Nulla è come prima

28 Ottobre 2013 By Elena Bottin

Un appuntamento non solo per addetti ai lavori ma aperto a tutti, che si propone di guardare al futuro dei giovani rintracciando nel concetto di occupabilità una prospettiva generativa capace di orientare l’azione proponendo nuovi modelli di sviluppo che vadano oltre la crisi che stiamo vivendo. Da qui la curiosità verso discipline che paiono essere distanti dalle politiche giovanili e l’attenzione verso chi sperimenta con efficacia le contaminazioni tra linguaggi, situazioni e persone. “E’ importante che vengano rimesse a fuoco le politiche e gli spazi legati al tema dei giovani – commenta l’assessore alle politiche giovanili Claudio Piron nel corso della conferenza stampa svoltasi questa mattina a Palazzo Moroni – Ed è importante che ciò avvenga a Padova e che il tema oggetto di confronto proponga una rilettura dell’approccio che dovremmo avere con i giovani. Pensiamo agli oltre 35 mila ragazzi che nel 2012 se ne sono andati dall’Italia – prosegue Piron – così come ai 4 miliardi di brevetti ideati studiando in Italia e poi realizzati all’estero. Da qui l’obiettivo di questo meeting: riuscire a creare degli spazi per i giovani affinchè possano sperimentare ciò che sanno fare ottenendo la riconoscibilità di ciò che hanno fatto: un patentino di competenze acquisite. E si tenterà anche di dimostrare – conclude Piron – che l’investimento in queste nuove pratiche può offrire degli strumenti ai giovani per realizzarsi. Una politica attiva, dunque, che sappia promuovere le potenzialità dei ragazzi“. Oltre alle suggestioni proposte dagli ospiti, il Meeting diviene vetrina per alcune buone pratiche ed esperienze sviluppate nell’ambito del Progetto Giovani del Comune di Padova, come Costruire Cultura, UrbanizeMe ed il Punto Video Toselli.
Un’edizione che, riassumendosi nello slogan “Nulla è come prima“, darà consegna agli 8 workshop tematici di dare prospettive e contenuti all’innovazione, non perché questa sia resa necessaria da condizioni di tipo economico, ma perché essa è il frutto di una rinnovata capacità di risposta a bisogni e persone in evoluzione.

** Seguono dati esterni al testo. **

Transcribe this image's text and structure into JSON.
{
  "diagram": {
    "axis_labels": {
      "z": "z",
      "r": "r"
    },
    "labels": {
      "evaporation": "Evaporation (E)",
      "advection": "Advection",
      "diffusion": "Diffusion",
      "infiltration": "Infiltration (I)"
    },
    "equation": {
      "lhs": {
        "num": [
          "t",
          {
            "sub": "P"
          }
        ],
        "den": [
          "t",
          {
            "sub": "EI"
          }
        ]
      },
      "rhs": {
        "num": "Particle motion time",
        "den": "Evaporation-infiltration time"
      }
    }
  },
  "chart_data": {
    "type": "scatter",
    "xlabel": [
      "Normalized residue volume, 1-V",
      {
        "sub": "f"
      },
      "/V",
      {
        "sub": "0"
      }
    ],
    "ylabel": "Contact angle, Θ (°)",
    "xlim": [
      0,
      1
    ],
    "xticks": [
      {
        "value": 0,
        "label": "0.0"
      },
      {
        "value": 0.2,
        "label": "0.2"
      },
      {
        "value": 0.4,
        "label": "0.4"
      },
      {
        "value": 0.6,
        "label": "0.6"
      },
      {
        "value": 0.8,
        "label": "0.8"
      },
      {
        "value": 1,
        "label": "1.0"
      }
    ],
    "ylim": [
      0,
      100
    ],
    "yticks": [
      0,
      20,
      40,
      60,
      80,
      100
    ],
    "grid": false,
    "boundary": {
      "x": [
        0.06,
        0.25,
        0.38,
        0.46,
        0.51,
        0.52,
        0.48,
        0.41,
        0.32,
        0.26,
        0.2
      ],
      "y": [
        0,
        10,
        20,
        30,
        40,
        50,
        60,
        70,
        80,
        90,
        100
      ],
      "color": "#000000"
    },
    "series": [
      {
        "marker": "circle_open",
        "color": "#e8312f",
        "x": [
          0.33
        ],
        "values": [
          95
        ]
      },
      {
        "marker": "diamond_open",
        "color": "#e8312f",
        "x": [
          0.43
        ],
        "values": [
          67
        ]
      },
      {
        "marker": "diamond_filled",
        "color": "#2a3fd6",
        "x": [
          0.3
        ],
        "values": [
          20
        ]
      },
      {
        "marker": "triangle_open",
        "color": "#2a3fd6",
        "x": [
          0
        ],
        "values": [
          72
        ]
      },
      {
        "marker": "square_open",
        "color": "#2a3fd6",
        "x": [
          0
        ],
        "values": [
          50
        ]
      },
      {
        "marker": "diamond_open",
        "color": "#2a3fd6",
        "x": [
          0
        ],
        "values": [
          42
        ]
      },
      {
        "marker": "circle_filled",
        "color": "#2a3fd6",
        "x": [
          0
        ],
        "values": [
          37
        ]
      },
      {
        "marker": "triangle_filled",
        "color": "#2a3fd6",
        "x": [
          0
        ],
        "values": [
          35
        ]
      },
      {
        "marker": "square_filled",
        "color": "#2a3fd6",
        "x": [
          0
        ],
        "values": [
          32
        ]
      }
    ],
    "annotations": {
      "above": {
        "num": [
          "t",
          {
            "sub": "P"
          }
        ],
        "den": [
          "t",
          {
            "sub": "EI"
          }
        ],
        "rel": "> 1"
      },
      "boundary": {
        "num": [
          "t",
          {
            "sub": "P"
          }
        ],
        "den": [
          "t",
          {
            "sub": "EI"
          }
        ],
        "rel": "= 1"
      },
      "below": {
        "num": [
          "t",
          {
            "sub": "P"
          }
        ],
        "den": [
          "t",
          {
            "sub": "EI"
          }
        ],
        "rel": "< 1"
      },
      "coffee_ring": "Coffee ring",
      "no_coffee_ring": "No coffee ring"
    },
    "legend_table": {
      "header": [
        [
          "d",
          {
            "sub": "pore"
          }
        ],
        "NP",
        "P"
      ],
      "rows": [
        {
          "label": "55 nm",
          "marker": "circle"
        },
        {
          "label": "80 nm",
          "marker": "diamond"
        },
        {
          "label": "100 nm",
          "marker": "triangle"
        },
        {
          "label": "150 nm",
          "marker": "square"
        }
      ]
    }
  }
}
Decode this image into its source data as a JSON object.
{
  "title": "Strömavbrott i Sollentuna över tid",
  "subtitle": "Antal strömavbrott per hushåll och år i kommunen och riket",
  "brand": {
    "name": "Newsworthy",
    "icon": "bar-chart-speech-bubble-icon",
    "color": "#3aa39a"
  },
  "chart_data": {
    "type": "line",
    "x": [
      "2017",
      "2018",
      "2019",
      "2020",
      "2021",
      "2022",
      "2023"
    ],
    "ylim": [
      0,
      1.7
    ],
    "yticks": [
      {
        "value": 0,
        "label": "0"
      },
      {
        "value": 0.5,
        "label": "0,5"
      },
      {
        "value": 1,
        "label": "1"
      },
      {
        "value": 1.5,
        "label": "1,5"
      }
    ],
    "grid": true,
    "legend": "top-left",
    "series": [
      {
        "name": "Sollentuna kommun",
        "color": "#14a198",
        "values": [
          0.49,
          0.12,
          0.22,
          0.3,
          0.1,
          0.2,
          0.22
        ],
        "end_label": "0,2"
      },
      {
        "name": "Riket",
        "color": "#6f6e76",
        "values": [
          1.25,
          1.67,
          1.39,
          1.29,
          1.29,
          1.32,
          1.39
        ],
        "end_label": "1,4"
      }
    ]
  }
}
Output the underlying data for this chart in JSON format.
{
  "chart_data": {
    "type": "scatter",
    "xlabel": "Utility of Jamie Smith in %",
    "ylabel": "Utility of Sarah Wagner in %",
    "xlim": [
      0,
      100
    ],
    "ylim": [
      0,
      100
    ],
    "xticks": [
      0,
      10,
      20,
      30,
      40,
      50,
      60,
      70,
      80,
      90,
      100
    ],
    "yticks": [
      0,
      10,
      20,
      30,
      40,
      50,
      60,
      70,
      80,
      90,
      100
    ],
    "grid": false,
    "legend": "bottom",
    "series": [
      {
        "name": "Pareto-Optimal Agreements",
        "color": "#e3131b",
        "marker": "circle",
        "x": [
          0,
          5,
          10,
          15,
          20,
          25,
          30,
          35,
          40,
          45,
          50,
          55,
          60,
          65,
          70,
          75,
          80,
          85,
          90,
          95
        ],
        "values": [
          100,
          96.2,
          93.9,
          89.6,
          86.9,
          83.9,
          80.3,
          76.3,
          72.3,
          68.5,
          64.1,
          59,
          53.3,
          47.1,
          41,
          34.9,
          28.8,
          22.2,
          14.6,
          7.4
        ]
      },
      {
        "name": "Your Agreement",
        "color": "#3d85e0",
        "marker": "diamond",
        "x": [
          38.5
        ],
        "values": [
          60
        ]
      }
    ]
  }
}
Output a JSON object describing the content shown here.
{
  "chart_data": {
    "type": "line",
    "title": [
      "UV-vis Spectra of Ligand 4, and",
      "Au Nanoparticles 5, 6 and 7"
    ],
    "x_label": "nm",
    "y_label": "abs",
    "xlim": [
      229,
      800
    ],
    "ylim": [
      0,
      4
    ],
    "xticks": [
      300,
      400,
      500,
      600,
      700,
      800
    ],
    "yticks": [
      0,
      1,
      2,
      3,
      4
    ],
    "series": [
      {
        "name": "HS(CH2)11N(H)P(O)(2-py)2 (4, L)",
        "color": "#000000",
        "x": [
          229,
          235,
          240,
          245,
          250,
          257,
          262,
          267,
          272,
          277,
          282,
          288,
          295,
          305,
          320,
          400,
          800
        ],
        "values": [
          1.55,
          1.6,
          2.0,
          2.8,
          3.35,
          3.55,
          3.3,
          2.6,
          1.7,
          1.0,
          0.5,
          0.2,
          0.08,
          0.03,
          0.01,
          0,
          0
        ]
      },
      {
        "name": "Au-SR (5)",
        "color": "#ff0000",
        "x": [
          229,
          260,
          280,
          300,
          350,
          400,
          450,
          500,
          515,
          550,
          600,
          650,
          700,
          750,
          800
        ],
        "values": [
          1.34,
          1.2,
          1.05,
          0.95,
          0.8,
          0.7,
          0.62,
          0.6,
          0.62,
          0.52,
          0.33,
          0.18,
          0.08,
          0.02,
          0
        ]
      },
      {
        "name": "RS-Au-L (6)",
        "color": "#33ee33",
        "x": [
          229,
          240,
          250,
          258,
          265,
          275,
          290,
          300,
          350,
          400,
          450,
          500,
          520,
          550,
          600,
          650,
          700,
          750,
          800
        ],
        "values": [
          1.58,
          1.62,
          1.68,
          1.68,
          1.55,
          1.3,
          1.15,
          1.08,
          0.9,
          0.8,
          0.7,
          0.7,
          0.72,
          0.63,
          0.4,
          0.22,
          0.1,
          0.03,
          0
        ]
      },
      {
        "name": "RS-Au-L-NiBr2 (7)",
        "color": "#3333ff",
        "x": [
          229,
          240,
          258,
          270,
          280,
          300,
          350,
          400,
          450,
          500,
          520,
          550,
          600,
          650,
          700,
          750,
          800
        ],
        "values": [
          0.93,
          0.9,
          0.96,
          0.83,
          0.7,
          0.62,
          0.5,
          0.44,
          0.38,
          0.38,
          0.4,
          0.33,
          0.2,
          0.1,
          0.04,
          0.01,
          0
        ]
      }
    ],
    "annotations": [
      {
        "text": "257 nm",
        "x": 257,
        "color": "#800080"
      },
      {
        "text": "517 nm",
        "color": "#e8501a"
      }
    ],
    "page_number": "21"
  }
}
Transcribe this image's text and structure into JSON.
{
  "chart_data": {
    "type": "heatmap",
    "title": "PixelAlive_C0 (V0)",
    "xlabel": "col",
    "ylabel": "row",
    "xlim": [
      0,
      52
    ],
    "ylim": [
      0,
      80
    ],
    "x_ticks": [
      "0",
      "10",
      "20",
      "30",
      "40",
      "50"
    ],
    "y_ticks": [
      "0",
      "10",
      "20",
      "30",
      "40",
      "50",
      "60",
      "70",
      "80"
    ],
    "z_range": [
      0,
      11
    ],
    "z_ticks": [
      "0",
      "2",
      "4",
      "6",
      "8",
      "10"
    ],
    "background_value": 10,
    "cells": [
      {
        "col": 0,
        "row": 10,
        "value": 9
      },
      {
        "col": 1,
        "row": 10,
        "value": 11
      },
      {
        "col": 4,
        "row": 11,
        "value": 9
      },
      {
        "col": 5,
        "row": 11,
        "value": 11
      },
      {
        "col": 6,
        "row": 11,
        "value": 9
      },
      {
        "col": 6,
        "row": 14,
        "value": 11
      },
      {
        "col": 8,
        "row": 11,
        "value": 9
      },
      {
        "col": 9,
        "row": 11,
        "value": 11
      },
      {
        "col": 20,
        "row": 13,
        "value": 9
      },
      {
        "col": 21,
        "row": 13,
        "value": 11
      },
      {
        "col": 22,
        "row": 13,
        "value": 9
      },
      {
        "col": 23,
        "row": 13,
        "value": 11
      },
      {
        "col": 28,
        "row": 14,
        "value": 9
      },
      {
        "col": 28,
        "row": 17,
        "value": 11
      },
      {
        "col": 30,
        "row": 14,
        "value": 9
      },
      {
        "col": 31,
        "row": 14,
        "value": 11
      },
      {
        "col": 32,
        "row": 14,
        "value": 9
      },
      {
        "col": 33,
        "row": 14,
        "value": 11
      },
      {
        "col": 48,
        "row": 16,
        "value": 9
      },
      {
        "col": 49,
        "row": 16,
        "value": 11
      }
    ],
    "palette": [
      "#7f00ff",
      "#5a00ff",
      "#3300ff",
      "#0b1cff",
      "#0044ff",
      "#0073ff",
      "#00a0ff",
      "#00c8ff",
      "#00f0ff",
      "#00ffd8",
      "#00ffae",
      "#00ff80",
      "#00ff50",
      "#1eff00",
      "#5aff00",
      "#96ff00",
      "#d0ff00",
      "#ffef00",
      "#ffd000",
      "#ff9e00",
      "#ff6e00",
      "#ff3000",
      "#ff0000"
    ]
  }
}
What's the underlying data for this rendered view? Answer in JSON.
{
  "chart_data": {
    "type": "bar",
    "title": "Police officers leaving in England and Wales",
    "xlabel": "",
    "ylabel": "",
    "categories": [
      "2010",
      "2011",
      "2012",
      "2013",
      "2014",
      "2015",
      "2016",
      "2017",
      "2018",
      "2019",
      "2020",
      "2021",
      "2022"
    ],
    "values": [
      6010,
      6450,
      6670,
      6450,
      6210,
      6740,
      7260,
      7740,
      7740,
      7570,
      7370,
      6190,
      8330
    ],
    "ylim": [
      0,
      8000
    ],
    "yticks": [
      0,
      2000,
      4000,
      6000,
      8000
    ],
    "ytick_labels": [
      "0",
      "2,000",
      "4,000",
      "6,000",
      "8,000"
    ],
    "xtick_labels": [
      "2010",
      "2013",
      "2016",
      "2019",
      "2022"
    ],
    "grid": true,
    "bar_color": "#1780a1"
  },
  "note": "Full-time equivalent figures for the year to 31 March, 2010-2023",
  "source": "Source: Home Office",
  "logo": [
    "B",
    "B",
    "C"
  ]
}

Nella seconda giornata il Meeting si apre alla città con incontri aperti a tutta la cittadinanza in collaborazione con AssociAnimazione, Avviso Pubblico e Spazio Comune, trattando alcuni temi particolarmente sensibili come il gioco d’azzardo e le nuove vulnerabilità. L’evento promosso da AssociAnimazione e Il Raggio Verde, in collaborazione con l’Assessorato alle Politiche Giovanili del Comune di Padova, si conclude mettendo a disposizione gli esiti degli workshop tematici con alcune tra le reti più significative che operano con i giovani su diversi fronti, dalla legalità alla partecipazione attiva, dallo start-up d’impresa alla mobilità giovanile, dallo sviluppo delle competenze alle politiche a favore dei giovani.
Si rinnova anche in questa edizione l’ormai storico sostegno offerto da Coop Adriatica, che riconosce nell’incontro nazionale degli operatori dei centri un’importante occasione per orientare successive azioni di supporto di progetti a favore dei giovani.
Alla data odierna sono oltre cento le iscrizioni provenienti da più di mezza Italia, ma sono moltissimi i contatti che continua a ricevere la segreteria organizzativa, che manterrà aperte le iscrizioni fino all’11 novembre attraverso il sito meetingspazi.